Seth comes by eventually, after calling several times from various locations on the streets nearby. “Did you say Lloyd?” he asks. Morris Avenue, I repeat for the fifth or sixth time. How does this guy function, I am beginning to wonder. How does he get anywhere?

He arrives looking more appealing than I remembered. His hair plugs are less noticeable, his hair having been tossed by the wind, and his grin of dentures actually triggers my own smile in return. “Well hello,” I say. “I was beginning to wonder if you'd make it.”


“I was on my way the whole time,” he says.


We are both 53 and this is the first time I've gotten past a third date with anyone from Match. Seth is different. I'm not sure why. My therapist said, “Well, maybe you'll be good for each other. You both have to accept that you are recovering, or in recovery. His is different from yours, but still.”


She had diagnosed me with PTSD but kept going back to her concern about my prior diagnosis of pre-menstrual dysphoric disorder, and whether I shouldn't have a consultation with an OB/GYN along with seeing her, to see if hormone treatment might help. I explained to her that I had been on the pill, a bunch of different versions of it, and they just made me worse, but she kept insisting that medicine might be more advanced now, that there might be more options.


On our first date, I asked Seth whether he would be able to resist, if there was a big pile of cocaine on the table in front of us. “Are you kidding?” he said. “Absolutely not.”


I wasn't surprised by his answer, but I was surprised by what he did next. He leaned forward and touched the creased corners of my eyes, almost like he was fitting me for glasses. “I could get those taken care of,” he said. “See? I had mine done.”


I studied the corners of his eyes and noticed they had an odd puffiness to them, but no creases or wrinkles whatsoever. “Just so I understand, are you offering to pay for me to have plastic surgery on our first date?” I asked.


“Just a little nip and tuck,” he said. “This guy is fantastic, I'm telling you.” He laughed then and added, "That's my middle-aged Jewish guy impression. You're welcome."

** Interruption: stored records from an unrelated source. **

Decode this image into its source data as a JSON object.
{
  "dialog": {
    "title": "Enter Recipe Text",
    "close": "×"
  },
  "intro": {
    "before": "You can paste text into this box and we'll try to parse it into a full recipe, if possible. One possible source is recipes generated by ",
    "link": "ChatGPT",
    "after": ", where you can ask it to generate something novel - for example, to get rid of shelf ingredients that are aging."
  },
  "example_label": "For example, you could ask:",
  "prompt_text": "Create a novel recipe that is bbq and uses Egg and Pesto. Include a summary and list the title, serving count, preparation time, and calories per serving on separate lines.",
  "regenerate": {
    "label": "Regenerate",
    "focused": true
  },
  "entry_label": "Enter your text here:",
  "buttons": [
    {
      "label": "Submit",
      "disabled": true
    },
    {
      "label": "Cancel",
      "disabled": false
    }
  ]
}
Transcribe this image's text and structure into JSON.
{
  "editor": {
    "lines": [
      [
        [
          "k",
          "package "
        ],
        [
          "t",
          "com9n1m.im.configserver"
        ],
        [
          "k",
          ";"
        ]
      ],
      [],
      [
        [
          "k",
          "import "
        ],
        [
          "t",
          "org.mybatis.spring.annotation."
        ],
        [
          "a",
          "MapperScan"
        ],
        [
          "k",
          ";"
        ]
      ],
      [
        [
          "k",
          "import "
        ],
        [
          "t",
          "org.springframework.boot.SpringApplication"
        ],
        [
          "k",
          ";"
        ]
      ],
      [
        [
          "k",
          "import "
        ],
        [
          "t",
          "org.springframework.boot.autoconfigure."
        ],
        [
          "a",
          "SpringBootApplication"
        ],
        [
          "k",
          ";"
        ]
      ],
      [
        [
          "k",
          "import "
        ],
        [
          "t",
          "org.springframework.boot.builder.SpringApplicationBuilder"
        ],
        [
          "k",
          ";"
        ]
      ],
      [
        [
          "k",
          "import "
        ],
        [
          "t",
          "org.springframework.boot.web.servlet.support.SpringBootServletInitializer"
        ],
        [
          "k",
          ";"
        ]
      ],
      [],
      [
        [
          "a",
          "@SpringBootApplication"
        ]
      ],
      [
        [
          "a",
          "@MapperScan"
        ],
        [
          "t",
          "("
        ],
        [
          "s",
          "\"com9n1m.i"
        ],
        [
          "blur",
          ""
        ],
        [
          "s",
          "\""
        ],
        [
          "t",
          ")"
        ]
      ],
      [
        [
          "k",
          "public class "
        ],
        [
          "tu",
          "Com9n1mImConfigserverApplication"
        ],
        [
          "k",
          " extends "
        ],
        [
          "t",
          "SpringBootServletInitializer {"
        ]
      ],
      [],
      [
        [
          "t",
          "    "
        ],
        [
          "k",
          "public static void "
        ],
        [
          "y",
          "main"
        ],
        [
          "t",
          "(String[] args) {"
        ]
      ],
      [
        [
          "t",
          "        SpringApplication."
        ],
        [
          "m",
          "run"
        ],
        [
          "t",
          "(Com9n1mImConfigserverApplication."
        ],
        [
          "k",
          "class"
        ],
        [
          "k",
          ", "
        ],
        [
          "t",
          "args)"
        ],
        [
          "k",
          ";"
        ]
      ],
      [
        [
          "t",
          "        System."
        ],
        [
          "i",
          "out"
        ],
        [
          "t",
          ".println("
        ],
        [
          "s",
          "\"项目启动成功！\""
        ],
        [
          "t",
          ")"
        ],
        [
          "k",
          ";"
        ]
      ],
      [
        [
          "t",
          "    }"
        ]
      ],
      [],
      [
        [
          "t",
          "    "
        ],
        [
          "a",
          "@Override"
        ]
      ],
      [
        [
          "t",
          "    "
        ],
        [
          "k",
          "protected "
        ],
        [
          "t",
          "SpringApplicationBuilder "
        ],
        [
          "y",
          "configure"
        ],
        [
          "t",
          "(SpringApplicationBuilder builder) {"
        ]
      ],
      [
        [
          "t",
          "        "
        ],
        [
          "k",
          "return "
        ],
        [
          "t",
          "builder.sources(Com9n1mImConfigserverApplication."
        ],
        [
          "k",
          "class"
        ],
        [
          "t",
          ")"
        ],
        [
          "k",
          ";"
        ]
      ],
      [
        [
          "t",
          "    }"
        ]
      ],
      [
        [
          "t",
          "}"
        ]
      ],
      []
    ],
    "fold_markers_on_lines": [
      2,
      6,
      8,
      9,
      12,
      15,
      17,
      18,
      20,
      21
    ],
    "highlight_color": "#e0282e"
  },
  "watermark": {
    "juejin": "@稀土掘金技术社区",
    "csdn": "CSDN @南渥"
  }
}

Tonight I decide it is time for Seth to see that I am also real. His recent jokes have been focused on how I am some kind of “Save the Whales” type. That is as far as he could get with understanding my description of being a development consultant.


“I have PTSD,” I say, with odd clarity, after he makes me pasta marinara with seafood.


He raises his eyebrows, his rust hair shifting slightly on his forehead. “Really? What, were you like driving a tank in Iraq or something?”


“Yeah, that's right. I drove a tank,” I say.


After dinner we go to Marcelle's, a new rooftop place on the East Side. After his third gin and tonic, Seth puts his face down on the granite bar. “Is it time to go home yet?” he says. “And by the way, where is home?”


He stays with me in my studio apartment tonight, and when I get up to have a cigarette on the porch, he calls out that he misses me. When I come back in, he pulls me on top of him and says something about wanting a girlfriend, not an automaton. “My wife was very stepford wives-ish,” he says. “You're not like that. You're real.”